Remove mushrooms from the soaking water squeezing out excess water from the shiitake mushrooms (and do not throw away the soaking water).
Soak glass noodles in the mushroom water, adding more tap water as needed to submerge the noodles. Soak for 7-10 minutes until softened.
While the noodles soak, remove the stems from the shiitake mushrooms and finely chop the caps. Finely dice the black fungus; if you find any hard parts (that's the root end) cut around them and discard. Place the mushrooms in a large bowl together with the taro, cabbage and carrots.
Once noodles are done, drain the water but do not throw it away (yes, we're STILL going to use this!). Don't toss the noodles so that the strands remain in alignment for easy cutting. Use scissors to cut the noodles into 2-inch pieces.
In a wok or a large non-stick saute pan, add the oil, garlic, pepper and saute for about 2 minutes over medium heat or until the garlic starts to turn golden.
Turn the heat up to medium high and add the mushrooms, taro, cabbage, carrot and 1 Tbsp of the soy sauce; cook for 3-4 minutes until the taro is done. You can tell that the taro is getting close to done when some of the pieces start to break; you can then taste to see if they're cooked through.
Add the glass noodles, cilantro stems, the remaining soy sauce, sugar, and about ¼ cup of the mushroom soaking water. Toss until the noodles are fully cooked, adding a splash more of the mushroom water if needed.
Toss in the green onions and remove from heat. Taste the filling and add the salt if it needs it. (I find it usually does need the extra salt, but it’s always good to taste first).
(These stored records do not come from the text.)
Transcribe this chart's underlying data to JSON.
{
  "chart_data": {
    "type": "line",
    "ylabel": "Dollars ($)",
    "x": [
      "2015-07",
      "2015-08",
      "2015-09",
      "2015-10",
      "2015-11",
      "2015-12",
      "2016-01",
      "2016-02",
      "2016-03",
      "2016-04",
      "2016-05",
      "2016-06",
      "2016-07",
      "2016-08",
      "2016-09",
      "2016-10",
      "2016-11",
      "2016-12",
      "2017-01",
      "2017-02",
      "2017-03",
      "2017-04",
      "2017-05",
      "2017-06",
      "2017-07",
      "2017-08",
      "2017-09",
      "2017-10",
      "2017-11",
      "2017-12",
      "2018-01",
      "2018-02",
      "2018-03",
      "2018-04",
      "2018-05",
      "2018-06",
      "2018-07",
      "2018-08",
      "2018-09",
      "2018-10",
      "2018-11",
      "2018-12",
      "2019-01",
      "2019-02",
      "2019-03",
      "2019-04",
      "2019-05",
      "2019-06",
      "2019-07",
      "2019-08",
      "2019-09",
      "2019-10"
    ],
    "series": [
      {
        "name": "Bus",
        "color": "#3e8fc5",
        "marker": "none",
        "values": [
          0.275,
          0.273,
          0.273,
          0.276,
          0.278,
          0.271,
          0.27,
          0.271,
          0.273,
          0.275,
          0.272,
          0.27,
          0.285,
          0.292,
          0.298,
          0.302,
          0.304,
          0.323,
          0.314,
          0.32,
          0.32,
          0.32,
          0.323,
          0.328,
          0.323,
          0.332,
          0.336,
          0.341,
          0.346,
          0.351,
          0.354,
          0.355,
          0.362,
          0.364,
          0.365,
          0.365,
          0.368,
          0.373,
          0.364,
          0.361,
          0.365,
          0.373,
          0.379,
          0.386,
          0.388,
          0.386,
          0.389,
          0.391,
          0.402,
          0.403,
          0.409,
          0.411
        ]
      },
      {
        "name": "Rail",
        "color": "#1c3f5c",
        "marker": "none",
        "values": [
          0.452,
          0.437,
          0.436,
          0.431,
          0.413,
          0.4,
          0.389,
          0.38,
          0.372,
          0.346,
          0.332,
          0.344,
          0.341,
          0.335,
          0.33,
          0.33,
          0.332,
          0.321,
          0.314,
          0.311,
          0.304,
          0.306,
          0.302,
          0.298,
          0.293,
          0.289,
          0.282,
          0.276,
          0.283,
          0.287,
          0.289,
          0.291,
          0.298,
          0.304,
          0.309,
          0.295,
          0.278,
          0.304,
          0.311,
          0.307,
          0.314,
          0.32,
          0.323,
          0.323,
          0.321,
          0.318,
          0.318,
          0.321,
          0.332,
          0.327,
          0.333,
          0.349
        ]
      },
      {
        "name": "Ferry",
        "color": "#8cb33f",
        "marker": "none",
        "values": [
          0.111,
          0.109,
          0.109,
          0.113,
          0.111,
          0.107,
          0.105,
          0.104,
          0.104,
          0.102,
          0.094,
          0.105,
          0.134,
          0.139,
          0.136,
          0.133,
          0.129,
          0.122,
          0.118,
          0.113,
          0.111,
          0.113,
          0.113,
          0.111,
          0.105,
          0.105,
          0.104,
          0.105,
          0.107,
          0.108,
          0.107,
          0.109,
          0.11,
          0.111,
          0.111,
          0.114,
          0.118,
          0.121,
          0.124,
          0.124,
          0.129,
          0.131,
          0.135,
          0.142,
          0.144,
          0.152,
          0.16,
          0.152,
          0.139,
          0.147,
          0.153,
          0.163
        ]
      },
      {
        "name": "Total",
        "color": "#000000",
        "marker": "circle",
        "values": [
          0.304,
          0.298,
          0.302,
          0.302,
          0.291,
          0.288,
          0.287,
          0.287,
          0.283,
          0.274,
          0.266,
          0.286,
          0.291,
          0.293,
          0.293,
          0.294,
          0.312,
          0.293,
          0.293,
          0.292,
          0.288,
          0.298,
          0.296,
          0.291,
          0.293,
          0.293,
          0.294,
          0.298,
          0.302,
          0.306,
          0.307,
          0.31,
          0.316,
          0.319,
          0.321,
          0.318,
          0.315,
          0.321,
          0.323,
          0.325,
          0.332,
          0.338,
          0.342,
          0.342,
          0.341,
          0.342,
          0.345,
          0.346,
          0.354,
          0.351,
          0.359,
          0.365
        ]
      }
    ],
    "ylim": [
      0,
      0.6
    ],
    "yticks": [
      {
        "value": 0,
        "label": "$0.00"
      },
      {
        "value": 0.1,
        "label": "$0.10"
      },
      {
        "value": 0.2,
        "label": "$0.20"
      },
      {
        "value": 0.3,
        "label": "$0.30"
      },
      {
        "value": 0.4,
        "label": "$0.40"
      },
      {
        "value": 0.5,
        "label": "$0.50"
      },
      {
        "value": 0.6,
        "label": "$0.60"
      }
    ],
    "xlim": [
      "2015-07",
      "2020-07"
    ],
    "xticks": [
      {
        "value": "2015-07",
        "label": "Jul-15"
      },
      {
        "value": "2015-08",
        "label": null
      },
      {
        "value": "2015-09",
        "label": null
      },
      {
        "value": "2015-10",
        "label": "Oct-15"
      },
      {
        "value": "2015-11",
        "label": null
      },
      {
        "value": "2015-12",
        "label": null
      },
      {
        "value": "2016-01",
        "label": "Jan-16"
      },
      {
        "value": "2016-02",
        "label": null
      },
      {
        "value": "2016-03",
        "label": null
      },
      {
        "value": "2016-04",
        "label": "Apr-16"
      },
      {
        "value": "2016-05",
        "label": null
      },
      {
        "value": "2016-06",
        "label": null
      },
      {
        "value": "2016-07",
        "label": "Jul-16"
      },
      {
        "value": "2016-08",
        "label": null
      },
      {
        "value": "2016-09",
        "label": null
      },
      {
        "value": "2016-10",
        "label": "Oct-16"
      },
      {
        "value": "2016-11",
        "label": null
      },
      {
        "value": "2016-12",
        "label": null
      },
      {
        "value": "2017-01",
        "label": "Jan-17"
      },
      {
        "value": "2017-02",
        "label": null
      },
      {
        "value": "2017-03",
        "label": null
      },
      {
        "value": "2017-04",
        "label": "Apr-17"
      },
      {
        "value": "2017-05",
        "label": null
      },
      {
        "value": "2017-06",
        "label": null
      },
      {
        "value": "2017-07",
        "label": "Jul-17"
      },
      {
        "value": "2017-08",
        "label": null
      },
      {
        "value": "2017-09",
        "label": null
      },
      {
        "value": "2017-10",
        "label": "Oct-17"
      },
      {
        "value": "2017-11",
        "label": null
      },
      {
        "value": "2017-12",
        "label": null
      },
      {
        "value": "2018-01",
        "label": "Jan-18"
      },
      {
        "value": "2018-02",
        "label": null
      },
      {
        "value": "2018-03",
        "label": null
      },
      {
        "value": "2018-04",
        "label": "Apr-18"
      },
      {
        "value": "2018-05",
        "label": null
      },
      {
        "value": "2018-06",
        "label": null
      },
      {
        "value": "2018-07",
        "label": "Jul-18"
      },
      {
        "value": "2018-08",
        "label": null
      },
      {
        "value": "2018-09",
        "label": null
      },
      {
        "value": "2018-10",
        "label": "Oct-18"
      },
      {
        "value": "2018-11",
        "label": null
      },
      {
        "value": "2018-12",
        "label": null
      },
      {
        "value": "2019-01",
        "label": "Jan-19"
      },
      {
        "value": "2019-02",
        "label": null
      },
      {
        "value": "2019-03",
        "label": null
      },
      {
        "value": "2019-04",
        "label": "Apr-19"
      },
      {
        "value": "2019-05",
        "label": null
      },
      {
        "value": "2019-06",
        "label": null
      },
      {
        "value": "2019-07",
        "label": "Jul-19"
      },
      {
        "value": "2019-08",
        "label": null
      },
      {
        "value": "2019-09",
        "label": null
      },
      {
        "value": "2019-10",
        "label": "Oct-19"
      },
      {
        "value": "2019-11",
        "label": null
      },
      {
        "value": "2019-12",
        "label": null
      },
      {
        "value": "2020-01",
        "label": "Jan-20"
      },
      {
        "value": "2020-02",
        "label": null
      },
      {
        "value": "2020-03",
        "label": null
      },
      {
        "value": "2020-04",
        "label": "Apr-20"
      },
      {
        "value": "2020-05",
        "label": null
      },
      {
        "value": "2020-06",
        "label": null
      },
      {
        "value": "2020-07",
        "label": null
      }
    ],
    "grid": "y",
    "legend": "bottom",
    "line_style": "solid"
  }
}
Transfer the filling into a large, shallow bowl and spread it out so it can cool quickly.
While the filling is cooling, peel the wrappers apart so it will be easier when you wrap. (Spring roll wrappers tend to stick together a bit right out of the package.)
For the spring roll wrapper glue, you can use a beaten egg, or for a vegan glue, mix the all-purpose flour with an equal amount of water so you have a thick but spreadable paste.
To wrap, follow the instructions in the video. Use a little more than ¼ cup of filling per roll if using a large (8-inch) wrapper. At this point you can freeze the spring rolls and fry them directly from frozen.
Heat 2-3 inches of oil in a wok or a pot to 350 F. Add the spring rolls, a few at a time so as to not crowd the pot. Fry on medium heat for about 5-6 minutes until golden brown and crispy. You can tell that the surface are crispy when the bubbles are only coming out of the ends, not the surface (more on this in the video). If they are frozen they may take 7-8 minutes.
You can also bake them: Brush them generously with oil all over and bake (better if you have a rack) at 425°F (convection if you have it) for about 25 minutes or until they’re golden and crispy. If you don’t have a rack, flip them over half way through so they brown evenly. If after 25 minutes you still want them to be more brown, you can put them under the broiler for a minute or so per side; watch them carefully! (They will be lighter in colour than the deep fried ones but will still be crispy.)
For air-frying: I have not done this personally, but other sources say to brush them with oil and air fry them for 7-8 minutes at 350°F.